November 14, 2013 12:49 pm

Adobe Security Breach

 

BACKGROUND: In October 2013, Adobe suffered a data breach. Their database of 38 million usernames and passwords was stolen and subsequently posted online [1][2]. If you would like to see if your email address was in this published data, LastPass has posted an online search tool. Adobe did not protect user passwords to industry standards, and attackers were able to exploit that. Also stored with the passwords were the users' password hints in clear text. Many of the hints are weak and easily exploited by third parties. Security experts agree that it will be trivial for miscreants to discover the passwords.

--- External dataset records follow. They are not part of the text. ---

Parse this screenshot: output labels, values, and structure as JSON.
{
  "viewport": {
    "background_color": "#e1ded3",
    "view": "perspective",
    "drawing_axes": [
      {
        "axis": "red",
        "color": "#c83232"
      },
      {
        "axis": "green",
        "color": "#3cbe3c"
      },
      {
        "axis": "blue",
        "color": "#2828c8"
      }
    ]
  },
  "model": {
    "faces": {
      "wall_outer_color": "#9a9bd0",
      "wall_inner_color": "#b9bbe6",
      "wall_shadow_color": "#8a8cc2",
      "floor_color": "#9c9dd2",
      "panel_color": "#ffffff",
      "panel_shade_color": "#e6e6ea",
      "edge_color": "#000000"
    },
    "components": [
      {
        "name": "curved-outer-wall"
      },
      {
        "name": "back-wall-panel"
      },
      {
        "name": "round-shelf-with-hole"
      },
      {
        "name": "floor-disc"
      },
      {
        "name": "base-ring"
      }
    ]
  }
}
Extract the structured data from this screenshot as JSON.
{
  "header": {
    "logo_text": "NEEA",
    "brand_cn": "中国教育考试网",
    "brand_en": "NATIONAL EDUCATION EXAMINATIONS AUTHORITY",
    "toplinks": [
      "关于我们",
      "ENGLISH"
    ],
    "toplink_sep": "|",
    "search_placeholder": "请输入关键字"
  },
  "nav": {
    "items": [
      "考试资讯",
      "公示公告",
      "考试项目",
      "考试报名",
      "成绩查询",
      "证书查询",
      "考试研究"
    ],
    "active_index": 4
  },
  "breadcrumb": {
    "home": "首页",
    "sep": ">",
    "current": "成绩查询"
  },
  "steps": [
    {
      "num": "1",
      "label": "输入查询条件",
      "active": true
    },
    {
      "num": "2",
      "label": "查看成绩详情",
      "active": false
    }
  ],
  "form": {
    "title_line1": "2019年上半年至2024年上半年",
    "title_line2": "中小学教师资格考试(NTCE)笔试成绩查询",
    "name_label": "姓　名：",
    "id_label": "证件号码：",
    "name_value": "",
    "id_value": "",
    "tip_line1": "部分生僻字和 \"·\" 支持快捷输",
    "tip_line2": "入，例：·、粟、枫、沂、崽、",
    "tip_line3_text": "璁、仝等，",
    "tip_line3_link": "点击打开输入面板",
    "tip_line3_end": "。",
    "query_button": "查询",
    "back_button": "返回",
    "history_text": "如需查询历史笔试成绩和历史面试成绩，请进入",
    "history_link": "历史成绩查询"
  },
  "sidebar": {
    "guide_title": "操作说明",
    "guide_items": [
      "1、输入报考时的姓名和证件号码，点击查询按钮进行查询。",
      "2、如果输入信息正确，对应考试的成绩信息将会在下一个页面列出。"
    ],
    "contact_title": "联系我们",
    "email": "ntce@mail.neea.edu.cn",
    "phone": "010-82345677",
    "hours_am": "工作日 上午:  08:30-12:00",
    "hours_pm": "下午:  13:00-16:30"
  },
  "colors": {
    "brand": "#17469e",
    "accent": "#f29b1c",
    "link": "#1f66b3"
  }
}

Of the estimated 38 million Adobe customers affected, analysis indicates that there were over 2 million education-related accounts. We don't know how many of the email addresses are attached to active institutional accounts.

Adobe reached out to individual affected users via email. The notification thoughtfully included "[we] recommend that you also change your password on any website where you use the same user ID or password". However, there are reports of non-delivery (it might have been filtered as spam) and users disregarding the e-mail (it might have been thought to be a phishing message).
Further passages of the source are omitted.